Es findet sich im streitgegenständlichen Bescheid keine Begründung, weshalb eine Begutachtung im psychiatrischen Bereich notwendig sein soll. Auch bleibt vorliegend unklar, mit welchen psychischen Beeinträchtigungen genau sich die Untersuchung befassen soll (so aber BVerwG, B. v. 10.4.2014 – 2 B 80/13 – juris Rn. 21). Die zu erwartenden diagnostischen Tätigkeiten und Verfahren müssen jedenfalls in ihren Grundzügen benannt werden (BVerwG, B. v. 10.4.2014, a. a. O. Rn. 10; VGH Mannheim, U. v. 22.7.2014 – 4 S 1209/13 – juris Rn. 32). Aufgrund der Eingriffsintensität einer fachpsychiatrischen Untersuchung in das allgemeine Persönlichkeitsrecht eines Beamten ist insbesondere in diesem Bereich zwingend geboten, dass zumindest die Grundzüge des Umfangs der bevorstehenden Untersuchung von der Behörde fixiert und nicht dem Amtsarzt überlassen werden. Die Erhebungen eines Psychiaters, die sich in aller Regel auch auf den Bereich der privaten Lebensgestaltung erstrecken, sind von höherer Eingriffsqualität als rein medizinische Feststellungen (BVerwG, U. v. 26.4.2012 – 2 C 17.10 – juris Rn. 17; vgl. auch VGH BW, B. v. 3.2.2005 – 4 S 2398/04, NVwZ-RR 2006, 200/201 zur Frage der Verhältnismäßigkeit bei der Anordnung einer psychiatrischen Untersuchung; BayVGH, B. v. 12.12.2012 – 3 CE 12.2121 – juris Rn. 30). Diesem erhöhten Begründungserfordernis trägt die streitgegenständliche Anordnung in keinster Weise Rechnung.

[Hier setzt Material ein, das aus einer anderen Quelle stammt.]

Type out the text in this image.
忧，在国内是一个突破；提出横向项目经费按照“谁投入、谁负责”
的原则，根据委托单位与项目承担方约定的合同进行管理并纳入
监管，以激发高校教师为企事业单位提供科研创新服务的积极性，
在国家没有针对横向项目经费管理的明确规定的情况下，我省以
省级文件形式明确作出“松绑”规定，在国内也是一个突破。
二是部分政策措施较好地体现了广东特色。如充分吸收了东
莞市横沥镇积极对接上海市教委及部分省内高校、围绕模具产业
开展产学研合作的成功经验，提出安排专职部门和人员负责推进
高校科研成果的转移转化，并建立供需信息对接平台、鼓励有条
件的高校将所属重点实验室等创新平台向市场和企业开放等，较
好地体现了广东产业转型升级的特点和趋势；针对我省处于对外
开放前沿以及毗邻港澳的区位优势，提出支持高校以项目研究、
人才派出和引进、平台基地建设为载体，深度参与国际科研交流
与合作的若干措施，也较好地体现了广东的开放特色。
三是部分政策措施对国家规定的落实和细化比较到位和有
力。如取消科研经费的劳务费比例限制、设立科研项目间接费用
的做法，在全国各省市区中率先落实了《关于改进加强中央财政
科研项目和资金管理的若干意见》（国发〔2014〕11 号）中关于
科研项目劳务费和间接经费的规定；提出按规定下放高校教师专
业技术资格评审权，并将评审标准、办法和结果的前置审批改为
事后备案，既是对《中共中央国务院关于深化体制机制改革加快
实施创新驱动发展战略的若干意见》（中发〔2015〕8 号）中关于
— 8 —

Sollte dem Dienstherrn zum Zeitpunkt der Anordnung nicht konkret bekannt sein, welchen medizinischen Fachbereichen eine mögliche Erkrankung des Beamten zuzuordnen ist, kann er zunächst eine allgemeine amtsärztliche Untersuchung anordnen und, sobald sich hieraus genauere Erkenntnisse ergeben, in einem zweiten Schritt eine weitere, fachärztliche Untersuchung. Insofern könnte eine psychiatrische Begutachtung allenfalls angeordnet werden, wenn sich bei der allgemeinmedizinischen Untersuchung Anhaltspunkte für eine dahingehende gesundheitliche Beeinträchtigung ergeben.
5. Entsprechend dem Anteil des jeweiligen Obsiegens und Unterliegens haben der Antragsteller und der Antragsgegner jeweils die Kosten des Verfahrens zur Hälfte zu tragen (§ 155 Abs. 1 Satz 1 VwGO). Die Festsetzung des Streitwerts beruht auf §§ 53 Abs. 2 Nr. 1, 52 Abs. 2 des Gerichtskostengesetzes, wobei im Verfahren des einstweiligen Rechtsschutzes nur die Hälfte des Wertes eines Hauptsacheverfahrens festzusetzen ist.